LANSING – The conference report adopted for the Michigan higher education budget includes a 5.9 percent increase for universities and removes language that would have docked Michigan State University $500,000 for its role in a course regarding so-called “prohibited instruction activity” on unions.
Overall, the items of difference amount to about $85.9 million gross (about $81.9 million General Fund) more than what the budget received in funding for the current fiscal year.
The 5.9 percent is a decrease from what Governor Rick Snyder and the Senate Appropriations Higher Education Subcommittee had proposed at 6.1 percent, but that’s because funding is now also spread out to include about $1.8 million in additional funding for the tuition grant program (the House had proposed a 5.6 percent funding increase in this area, but the governor and Senate proposed nothing).

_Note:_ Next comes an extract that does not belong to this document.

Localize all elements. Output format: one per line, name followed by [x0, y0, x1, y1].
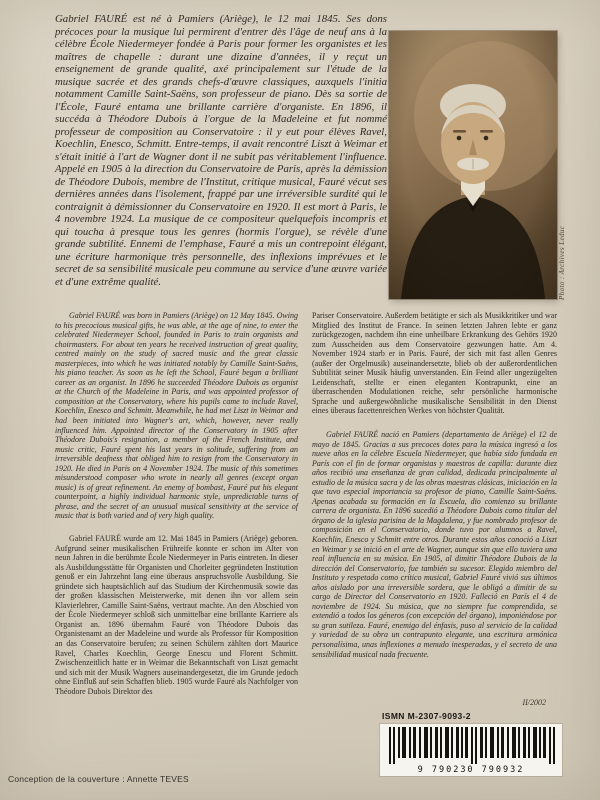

That means universities will see an additional $74.6 million, and the MSU AgBioResearch will see another $1.7 million (again, down from about $1.8 million from the Senate and governor’s recommendations).
But another major change is the removal of language that would have penalized MSU for its supposed role in offering courses that encouraged union organization, though MSU had earlier defended the program against criticism from Sen. Tonya Schuitmaker (R-Lawton), chair of the Senate subcommittee that had included the $500,000 penalty.
Schuitmaker’s proposed budget originally included language that stated a university receiving state funding under the circumstances prescribed by state law “shall not participate in any instruction activity that encourages or discourages union organizing of employees … or programs that provide instruction, in whole or in part, in techniques for encouraging or discouraging employees in regard to union organizing.” If a university was found in violation of that, its appropriation would be reduced by $500,000.
The conference report adopted by the conference committee on SB 768 changed that wording to nonbinding language saying it is the intent of the Legislature that “a public university shall not knowingly and directly use any portion of those funds to offer any instructional activity that targets specific companies or specific groups of companies for unionization or decertification of a union.”
Schuitmaker told reporters after the meeting that she thought that was “a fair compromise.”
“I continue to have concerns but MSU has pledged that they’ll continue to work with me on this issue to make sure that what is going is not what I had initially thought, and they’ll be providing me course materials,” she said. “I think there’s been a very peaceful agreement.”
She said she does not have a timetable in mind by which she expects to receive those materials, instead saying that she trusts the university will get them to her in the next several weeks.
“They pledge this has a lot of educational merit and that it’s not taking away from students’ costs in terms of higher education,” she said. “That’s my main concern that taxpayer dollars are spent wisely, and these other programs that universities enter into is not driving up the cost of college.”
Other key changes in the report adopted on a 6-0 committee vote are the inclusion of $500,000 for North American Indian Tuition Waiver assistance (originally included by the Senate) and $4 million in School Aid Fund money to go toward Michigan Public School Employee Retirement System reforms (the Senate proposed $15 million while the governor and House proposed nothing).